Saturday, August 1, 2015


Interesting how colours work, what meaning we give to colour and how we embrace or reject certain colours. Yesterday's post showed some bold yellow berets; today a look at another bold colour (for men, at least): RED.
Of course, I am not talking about the bright red berets of the Spanish Carlistas, the ultra-conservative, ultra-catholic nationalists who made the boina roja their trademark. 
Here we have a look at some strong individuals, braving the looks and comments of bourgeois bystanders and stoically wearing a red beret. 
Surveys show that red is the color most associated with courage.

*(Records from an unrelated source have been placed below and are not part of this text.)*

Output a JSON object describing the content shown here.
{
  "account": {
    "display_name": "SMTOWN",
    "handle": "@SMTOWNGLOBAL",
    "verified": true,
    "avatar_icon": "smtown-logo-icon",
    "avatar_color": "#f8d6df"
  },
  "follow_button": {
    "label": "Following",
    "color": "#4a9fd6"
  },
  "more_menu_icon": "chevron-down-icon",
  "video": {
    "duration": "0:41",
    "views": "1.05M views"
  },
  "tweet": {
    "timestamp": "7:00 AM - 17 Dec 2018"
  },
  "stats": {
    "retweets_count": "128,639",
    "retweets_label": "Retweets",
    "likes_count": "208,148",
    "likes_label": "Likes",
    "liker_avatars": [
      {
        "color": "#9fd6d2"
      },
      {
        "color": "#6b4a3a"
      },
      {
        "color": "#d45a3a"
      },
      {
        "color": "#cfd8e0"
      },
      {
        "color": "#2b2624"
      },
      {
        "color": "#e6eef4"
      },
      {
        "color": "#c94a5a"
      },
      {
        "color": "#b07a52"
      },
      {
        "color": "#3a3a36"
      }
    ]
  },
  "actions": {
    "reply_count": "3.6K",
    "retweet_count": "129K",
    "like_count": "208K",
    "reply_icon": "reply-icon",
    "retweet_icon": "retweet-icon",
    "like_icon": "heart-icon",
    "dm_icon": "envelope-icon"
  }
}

In western countries red is a symbol of martyrs and sacrifice, particularly because of its association with blood.[30] Beginning in the Middle Ages, the Pope and Cardinals of the Roman Catholic Church wore red to symbolize the blood of Christ and the Christian martyrs. The banner of the Christian soldiers in the First Crusade was a red cross on a white field, the St. George's Cross.
In 1587, Mary, Queen of Scots, accused of treason against Queen Elizabeth I, wore a red shirt at her execution, to proclaim that she was an innocent martyr.
In the 19th century novel The Red Badge of Courage by Stephen Crane, a story about the American Civil War, the red badge was the blood from a wound, by which a soldier could prove his courage.
Red is also the color most commonly associated with love, with joy and well being. It is the color of celebration and ceremony. A red carpet is often used to welcome distinguished guests. Red is also the traditional color of seats in opera houses and theaters. Scarlet academic gowns are worn by new Doctors of Philosophy at degree ceremonies at Oxford University and other schools. In China, it is considered the color of good fortune and prosperity.

1 comment:

  1. A big splash of colour is recommended for every wardrobe! A red beret compliments every one.